Plant the pistachio tree in full sun. Add 2 to 3 inches of compost to the soil in the planting area to ensure it drains well before planting.
Dig a hole for the pistachio tree with the shovel. Make the hole the same depth as the tree container and slightly wider.
Remove the pistachio tree from its temporary container. Tap the bottom and the sides of the temporary container with the side of the shovel to loosen the soil inside the container. Grasp the base of the tree with your hand and gently dislodge it from the container to pull it out. Examine the roots and if you see roots that are root bound (growing on the edges of the soil in a circular formation) and curling around the edge of the soil, trim them away with the pruning shears. This will help these roots to branch off and form more sturdy roots.

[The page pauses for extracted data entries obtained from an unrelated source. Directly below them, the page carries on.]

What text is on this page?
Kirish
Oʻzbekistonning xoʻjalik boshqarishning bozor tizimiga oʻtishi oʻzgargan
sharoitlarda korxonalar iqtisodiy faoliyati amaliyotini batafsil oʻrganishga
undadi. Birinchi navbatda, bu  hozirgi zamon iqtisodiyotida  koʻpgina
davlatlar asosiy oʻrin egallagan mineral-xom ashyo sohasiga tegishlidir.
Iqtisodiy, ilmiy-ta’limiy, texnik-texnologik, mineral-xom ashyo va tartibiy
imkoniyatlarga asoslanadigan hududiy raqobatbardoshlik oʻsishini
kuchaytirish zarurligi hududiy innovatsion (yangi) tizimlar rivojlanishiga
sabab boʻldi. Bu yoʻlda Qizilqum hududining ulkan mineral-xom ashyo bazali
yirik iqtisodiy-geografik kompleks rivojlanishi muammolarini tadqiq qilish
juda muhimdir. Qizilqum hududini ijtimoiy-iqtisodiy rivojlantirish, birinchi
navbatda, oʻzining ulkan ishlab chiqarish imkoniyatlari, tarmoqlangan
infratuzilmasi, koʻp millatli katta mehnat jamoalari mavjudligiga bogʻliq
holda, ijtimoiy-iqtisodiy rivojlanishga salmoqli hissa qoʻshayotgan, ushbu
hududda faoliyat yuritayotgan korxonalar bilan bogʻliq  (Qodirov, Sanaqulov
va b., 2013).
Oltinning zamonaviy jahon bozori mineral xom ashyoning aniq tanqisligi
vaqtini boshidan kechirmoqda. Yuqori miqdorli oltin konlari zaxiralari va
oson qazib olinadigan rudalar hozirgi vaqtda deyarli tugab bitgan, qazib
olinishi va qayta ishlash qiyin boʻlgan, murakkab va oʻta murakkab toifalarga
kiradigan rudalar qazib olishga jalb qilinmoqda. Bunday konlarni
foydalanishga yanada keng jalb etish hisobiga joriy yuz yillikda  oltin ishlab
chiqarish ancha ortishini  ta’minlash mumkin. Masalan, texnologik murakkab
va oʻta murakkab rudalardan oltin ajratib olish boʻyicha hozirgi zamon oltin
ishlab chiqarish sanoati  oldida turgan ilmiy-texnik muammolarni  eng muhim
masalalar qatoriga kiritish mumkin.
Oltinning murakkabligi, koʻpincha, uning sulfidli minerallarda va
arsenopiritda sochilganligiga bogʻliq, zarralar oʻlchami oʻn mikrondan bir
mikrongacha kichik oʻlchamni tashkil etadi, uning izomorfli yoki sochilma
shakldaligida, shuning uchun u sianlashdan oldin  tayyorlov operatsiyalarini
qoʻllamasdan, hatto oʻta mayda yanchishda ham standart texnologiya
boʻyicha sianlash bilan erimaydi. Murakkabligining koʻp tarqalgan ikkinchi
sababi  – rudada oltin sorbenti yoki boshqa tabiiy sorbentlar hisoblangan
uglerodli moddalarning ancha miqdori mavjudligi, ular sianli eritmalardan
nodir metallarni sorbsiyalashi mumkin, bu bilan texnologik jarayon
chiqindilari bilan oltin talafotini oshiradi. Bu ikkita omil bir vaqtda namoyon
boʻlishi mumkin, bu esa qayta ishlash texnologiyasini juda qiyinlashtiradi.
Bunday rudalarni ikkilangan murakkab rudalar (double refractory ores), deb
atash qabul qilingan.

Place the pistachio tree into the prepared hole. Fill the soil back in around the tree carefully with your hands until the soil is even with the surrounding soil. Pat the soil down gently with your hands.
Water the newly planted tree generously immediately after planting to completely saturate the soil. Stop watering when the soil begins to puddle around the tree. Water the pistachio tree during the summer if the weather is dry by providing approximately 1 inch of water per week. Stop watering the tree in the autumn to encourage dormancy.
Fertilize the pistachio tree for the first time the following spring. Fertilize the tree only once every year in the spring. Mix the fertilizer with water according to the package recommendations for the size of your tree. Pour the fertilizer around the base of the tree.
Prune the pistachio tree in the spring if you desire; however, pruning is not mandatory. Trim the pistachio tree to encourage it to grow a central leader trunk (one trunk) that branches off into four to five sturdy limbs. Do this by selecting one large stem to become the central leader and allow this trunk to grow unabated. Then remove the branches you do not want to grow with the pruning shears or the loppers where they connect with the central leader (central trunk), leaving the four or five limbs to grow out from the trunk.
Once you have established this shape, the only annual pruning you will need to do is remove any damaged or rubbing branches. Less pruning is better for pistachio trees because pruning will decrease the pistachio harvest.